To the Internal Revenue Service regarding shortline railroad tax credits

To the Internal Revenue Service regarding shortline railroad tax credits

The following comments were submitted to the Internal Revenue Service on December 7, 2006. They express concern that IRS would reduce utility of the tax credit for short lines by making it impossible for shippers, contractors and suppliers to benefit from the credit while investing in rail infrastructure improvements. The credit was enacted in late 2004, and has operated thus far without regulations. All comments submitted on this subject are at the Federal Government’s regulations webpage [put “Railroad Track Maintenance Credit” (no quotations) into the keyword search field and click the Submit button; click on yellow button under “Comments” at the far right of the page].

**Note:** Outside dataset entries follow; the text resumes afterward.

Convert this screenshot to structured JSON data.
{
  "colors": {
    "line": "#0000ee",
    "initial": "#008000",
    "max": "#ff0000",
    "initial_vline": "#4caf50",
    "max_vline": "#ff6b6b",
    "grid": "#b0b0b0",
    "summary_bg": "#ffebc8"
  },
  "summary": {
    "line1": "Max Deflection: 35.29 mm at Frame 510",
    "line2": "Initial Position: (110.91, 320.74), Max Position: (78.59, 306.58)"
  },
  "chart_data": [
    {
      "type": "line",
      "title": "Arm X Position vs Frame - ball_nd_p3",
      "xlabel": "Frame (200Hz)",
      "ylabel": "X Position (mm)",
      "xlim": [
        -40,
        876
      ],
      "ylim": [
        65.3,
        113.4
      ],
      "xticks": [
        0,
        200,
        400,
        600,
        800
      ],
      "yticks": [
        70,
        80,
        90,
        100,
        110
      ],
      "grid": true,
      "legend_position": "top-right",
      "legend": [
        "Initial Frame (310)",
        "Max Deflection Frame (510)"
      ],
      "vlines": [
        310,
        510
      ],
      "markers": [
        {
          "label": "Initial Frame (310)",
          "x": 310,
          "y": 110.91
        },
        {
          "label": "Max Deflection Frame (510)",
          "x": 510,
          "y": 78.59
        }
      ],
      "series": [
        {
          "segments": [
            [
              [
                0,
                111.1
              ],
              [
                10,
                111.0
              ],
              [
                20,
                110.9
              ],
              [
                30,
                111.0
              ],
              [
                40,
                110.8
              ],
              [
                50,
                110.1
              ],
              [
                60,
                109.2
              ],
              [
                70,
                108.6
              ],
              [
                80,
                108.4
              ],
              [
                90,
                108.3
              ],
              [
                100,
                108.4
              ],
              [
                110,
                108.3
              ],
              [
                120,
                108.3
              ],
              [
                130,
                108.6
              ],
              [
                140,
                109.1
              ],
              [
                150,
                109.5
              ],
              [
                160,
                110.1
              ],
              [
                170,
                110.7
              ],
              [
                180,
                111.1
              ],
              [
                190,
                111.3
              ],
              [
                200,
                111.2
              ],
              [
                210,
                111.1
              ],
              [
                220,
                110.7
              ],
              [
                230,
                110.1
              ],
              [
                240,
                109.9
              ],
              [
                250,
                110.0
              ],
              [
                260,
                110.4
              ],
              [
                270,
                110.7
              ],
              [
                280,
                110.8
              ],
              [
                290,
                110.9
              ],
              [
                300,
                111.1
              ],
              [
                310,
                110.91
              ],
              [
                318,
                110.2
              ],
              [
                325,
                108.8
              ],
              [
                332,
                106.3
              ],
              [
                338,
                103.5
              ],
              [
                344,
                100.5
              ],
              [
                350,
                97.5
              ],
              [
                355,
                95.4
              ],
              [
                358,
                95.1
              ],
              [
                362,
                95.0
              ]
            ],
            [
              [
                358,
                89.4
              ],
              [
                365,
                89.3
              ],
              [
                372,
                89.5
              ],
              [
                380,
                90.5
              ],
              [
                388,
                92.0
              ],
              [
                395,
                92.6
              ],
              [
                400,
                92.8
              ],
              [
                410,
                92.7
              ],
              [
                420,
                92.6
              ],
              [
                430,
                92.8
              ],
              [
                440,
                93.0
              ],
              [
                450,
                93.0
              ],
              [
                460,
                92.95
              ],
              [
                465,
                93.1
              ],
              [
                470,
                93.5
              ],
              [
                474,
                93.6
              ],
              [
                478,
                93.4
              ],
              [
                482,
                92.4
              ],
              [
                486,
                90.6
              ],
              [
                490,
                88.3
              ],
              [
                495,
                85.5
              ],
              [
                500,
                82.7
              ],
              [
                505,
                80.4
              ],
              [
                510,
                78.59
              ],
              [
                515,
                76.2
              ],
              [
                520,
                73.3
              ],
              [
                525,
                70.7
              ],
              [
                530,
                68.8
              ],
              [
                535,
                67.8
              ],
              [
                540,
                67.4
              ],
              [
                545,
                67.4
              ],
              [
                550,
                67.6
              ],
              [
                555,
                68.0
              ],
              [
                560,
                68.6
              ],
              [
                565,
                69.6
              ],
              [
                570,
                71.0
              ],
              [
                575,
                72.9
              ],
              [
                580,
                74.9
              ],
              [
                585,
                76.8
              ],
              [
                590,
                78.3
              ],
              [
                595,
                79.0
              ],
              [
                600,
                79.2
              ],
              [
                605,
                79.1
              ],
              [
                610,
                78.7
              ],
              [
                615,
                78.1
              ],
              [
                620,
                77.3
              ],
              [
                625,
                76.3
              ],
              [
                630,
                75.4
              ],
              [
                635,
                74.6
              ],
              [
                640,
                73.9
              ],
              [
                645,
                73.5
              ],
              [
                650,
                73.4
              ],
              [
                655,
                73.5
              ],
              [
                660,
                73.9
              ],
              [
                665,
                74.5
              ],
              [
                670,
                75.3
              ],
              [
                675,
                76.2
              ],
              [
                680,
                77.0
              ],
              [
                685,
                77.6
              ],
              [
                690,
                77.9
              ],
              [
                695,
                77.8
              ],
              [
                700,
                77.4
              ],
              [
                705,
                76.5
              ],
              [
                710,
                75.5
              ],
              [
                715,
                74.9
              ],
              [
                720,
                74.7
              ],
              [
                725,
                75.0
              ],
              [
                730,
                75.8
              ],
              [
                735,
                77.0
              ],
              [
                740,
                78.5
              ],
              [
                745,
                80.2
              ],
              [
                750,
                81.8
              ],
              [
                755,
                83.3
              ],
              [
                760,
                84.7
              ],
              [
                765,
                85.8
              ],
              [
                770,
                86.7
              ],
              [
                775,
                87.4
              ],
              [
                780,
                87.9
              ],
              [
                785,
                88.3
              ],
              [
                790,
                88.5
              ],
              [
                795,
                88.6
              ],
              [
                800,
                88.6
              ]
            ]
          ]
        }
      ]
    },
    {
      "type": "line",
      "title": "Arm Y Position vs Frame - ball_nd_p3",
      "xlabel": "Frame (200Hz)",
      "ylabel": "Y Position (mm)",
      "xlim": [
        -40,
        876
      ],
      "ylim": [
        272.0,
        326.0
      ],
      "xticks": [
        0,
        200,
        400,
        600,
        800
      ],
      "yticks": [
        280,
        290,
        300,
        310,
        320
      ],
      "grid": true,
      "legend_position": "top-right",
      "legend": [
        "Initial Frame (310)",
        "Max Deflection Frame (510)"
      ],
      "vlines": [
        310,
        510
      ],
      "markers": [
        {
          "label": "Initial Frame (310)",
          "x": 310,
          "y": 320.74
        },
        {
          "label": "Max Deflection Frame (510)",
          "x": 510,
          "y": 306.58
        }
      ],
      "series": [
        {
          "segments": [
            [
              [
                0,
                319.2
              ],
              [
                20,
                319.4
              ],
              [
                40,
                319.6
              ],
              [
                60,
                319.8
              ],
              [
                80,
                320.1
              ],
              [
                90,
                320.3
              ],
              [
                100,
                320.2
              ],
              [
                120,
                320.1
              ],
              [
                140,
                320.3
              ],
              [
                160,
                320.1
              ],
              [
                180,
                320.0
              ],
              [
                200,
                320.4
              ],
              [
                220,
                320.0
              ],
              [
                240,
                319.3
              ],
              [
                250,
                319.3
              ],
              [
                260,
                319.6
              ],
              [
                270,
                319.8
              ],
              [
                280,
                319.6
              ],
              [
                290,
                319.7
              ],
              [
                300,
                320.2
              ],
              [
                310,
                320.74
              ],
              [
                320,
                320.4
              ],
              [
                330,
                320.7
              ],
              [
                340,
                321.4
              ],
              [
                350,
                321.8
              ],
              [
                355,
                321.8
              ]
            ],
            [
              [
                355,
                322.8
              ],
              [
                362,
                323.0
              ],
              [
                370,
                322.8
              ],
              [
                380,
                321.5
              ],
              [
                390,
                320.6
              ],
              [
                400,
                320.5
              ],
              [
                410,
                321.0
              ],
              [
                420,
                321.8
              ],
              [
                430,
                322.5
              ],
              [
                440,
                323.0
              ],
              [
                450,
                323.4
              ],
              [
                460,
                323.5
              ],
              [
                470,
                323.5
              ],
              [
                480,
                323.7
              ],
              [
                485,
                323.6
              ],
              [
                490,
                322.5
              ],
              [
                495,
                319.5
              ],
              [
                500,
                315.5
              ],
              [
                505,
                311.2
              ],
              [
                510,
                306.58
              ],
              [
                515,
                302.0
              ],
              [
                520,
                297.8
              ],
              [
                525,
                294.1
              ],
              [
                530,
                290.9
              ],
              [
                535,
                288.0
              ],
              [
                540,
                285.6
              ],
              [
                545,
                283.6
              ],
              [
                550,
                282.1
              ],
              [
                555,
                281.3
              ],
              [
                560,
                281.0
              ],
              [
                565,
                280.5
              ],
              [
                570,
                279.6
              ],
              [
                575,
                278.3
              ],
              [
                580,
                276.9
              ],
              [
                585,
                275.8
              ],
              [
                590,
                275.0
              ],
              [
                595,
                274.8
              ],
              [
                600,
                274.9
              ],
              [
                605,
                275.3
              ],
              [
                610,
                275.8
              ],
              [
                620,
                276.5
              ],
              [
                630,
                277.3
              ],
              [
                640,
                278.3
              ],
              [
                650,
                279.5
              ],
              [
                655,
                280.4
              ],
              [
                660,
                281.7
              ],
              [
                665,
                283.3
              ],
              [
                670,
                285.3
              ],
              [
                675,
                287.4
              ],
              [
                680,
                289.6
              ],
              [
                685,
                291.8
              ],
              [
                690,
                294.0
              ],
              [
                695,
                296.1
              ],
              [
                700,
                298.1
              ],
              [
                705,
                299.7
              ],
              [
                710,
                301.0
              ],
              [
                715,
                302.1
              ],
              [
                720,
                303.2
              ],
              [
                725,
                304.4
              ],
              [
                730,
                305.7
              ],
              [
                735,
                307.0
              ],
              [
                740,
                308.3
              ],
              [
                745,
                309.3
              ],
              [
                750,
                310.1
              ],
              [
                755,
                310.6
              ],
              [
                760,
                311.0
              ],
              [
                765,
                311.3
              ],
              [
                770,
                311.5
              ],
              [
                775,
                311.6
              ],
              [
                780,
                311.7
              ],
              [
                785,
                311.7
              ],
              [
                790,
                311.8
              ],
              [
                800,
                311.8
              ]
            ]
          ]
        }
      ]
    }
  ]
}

The National Association of Railroad Passengers, an organization with approximately 20,000 individual members, has worked since 1967 for a strong U.S. passenger rail network. I am responding on behalf of the Association to your request for comments on the proposed and temporary regulations under section 45G of the Internal Revenue Code published in the Federal Register on September 8, 2006. 

Details:
REG-142270-05
RIN 1545-BE90
Railroad Track Maintenance Credit

We oppose the proposed and temporary regulations relating to the “reimbursement rule” (§1.45G-1T(c)(3)(ii))). We believe these regulations would inhibit railroad customers, contractors and suppliers from funding track rehabilitation. Their ability to fund such work is important for the viability of this tax credit, a rare example of federal policy that is supportive of rail development. 

A healthy rail freight network:
• is essential if passenger rail is to develop properly in the U.S., and
• serves the public interest in its own right, due to rail’s energy and environmental advantages, as well as to the important capacity that rail lines add to the nation’s transportation system.
Due to the expansion of both the national passenger rail market and the freight rail market, the need for rail infrastructure is growing dramatically. Public policy should encourage its further development. The current rehabilitation tax credit has helped do this. 

Rail infrastructure development is particularly important because, until recently, railroads were tearing up track to save money when traffic was declining. Moreover, many of the tracks now owned by short lines formerly were low priority lines of major railroads and as such were allowed to deteriorate. We believe short lines are important both because some currently handle passenger trains—more may in the future—and because all short lines are an integral part of the nation’s overall railroad network.

Again, we strongly oppose this reimbursement rule and we respectfully ask that it be withdrawn.  Thank you for considering our views.